Passwords, and why the heck are they so important?

Everyone has passwords, some have only a few, and some of us have bunches of them. In some cases, literally hundreds or thousands to manage, and let me tell you it’s a pain in the rear. However, password management is not the main thing this article is about, although it pertains to the subject. No, what I want to talk about today is the area of good passwords, strong passwords, passwords that will defend your server and shun any attack by the bad guys that try to get in while you are away playing Quidditch. I have seen lots of passwords in my day, and let me tell you that there are lots of servers that could be compromised using either “ncc1701″ or “corona”.

Assuming you secure your server, have firewalls and all of the normal items in place to defend your network, passwords can be thought of as the last line of defense. Network security remember, should be applied in layers, not just a firewall or just good passwords, but layers of good measures to protect your data.

When it comes to passwords though, they need to be long, complex and unreadable. Yes, it’s true, stop whining. When thinking of that great password you will use for your uber secret admin account, don’t pick something that is a known word or phrase, like “yellowstone” for example. You might look at that and think it’s 11 characters, it’s a dandy of a password. You’d be wrong. First, it’s a common word or phrase, next it has no numbers or special characters in it. Ok, you say, let me trump up some of those vowels with numbers and special characters then, how about “y#ll0wst0n#”? Well, even though that is better than the first, a cracker performing a brute force attack would be through that password in about 3 seconds.

You see, they already have algorithms that swap special characters for vowels, and the like. If it’s a known word, or phrase, or combination of words, they’ll figure it out. The same with numbers. Any all number password, regardless of how long it is, is doomed to being cracked. It comes down to a matter of time, based on how fast the crackers computers are; and nowadays we are probably talking minutes at most.

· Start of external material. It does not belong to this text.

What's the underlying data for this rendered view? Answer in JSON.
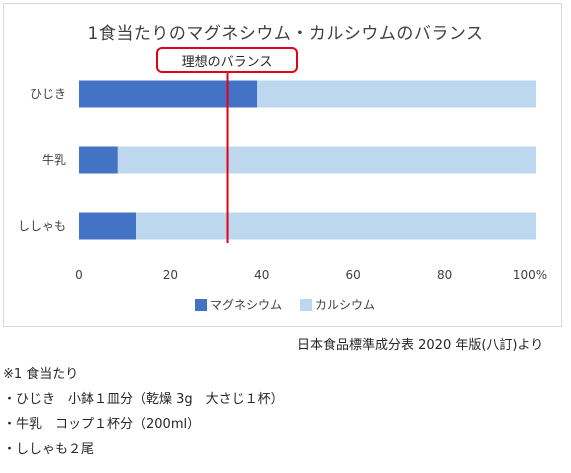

So, you know you need a password that is at least 10 characters long, 14 to 16 is better, and it can’t be a number or a readily readable word. Well, how the hell am I supposed to remember that then, you say? Glad you asked my friend! One answer is that you don’t try to remember them all, there is a great tool called PasswordSafe, it’s free and open source, that keeps all of your passwords in an encrypted database. You only have to remember the key to get into the database, and can then simply store your passwords in there.

Another thing that I do, is to generate passwords randomly, especially if I am going to put it into my PasswordSafe database. However, if it’s one I will have to use or remember, I have a cool technique for creating passwords, and I am going to share it here. What I do is use song lyrics, although you can use lines from a movie if you want, or basically anything resembling that kind of dialog, that you can remember. For this exercise, I will use a line from a Spin Doctors favorite “Margarita”.

What you do, is start by taking the first letter from each word in the verse you chose (or movie dialog, or whatever). In this case, the part of the chorus I want to use is:

I’ll take the salt from my wounds, and put it in my margarita.

Using this verse, the start of my new password would look like:

ittsfmwapiimm

Already we have a long, non-readable and easy to remember password. However, if we now employ some vowel switching and number/special character placing, plus upper case, we can make one that is ultra hard to crack. What if I came up with something like this:

Ittsfmw@p11MM5

Now we are talking. That would be a pretty tough password to crack, plus it is much easier to remember than a randomly generated password. Let’s compare to one I generated randomly:

,pN]RyX1E~H

That one would be tough to crack, that’s for sure, but you’d not have an easy time trying to remember it. Like I said, if all I am going to so is stick the password in the database, and I know I am not going to be trying remember it or type it in (you know, I can cut and paste), I’ll generate them. It’s much quicker than trying to come up with them on your own, especially if you have a lot to do, which I sometimes do.

However, in other cases where I might know I want to remember it, or at the least will be typing it in, I’ll create one manually like the way I showed you above.

So now you know, store any passwords that you have to in a secure place. Yellow stickies on the monitor are not the place! Plus, use long, complex and hard to read passwords, not common words or phrases. Be sure to not use the same password over and over with multiple accounts too, that way, if someone did get your password somehow, they can’t get into everything still, just that one account. I hope this clears up some of the importance of passwords, and especially good passwords!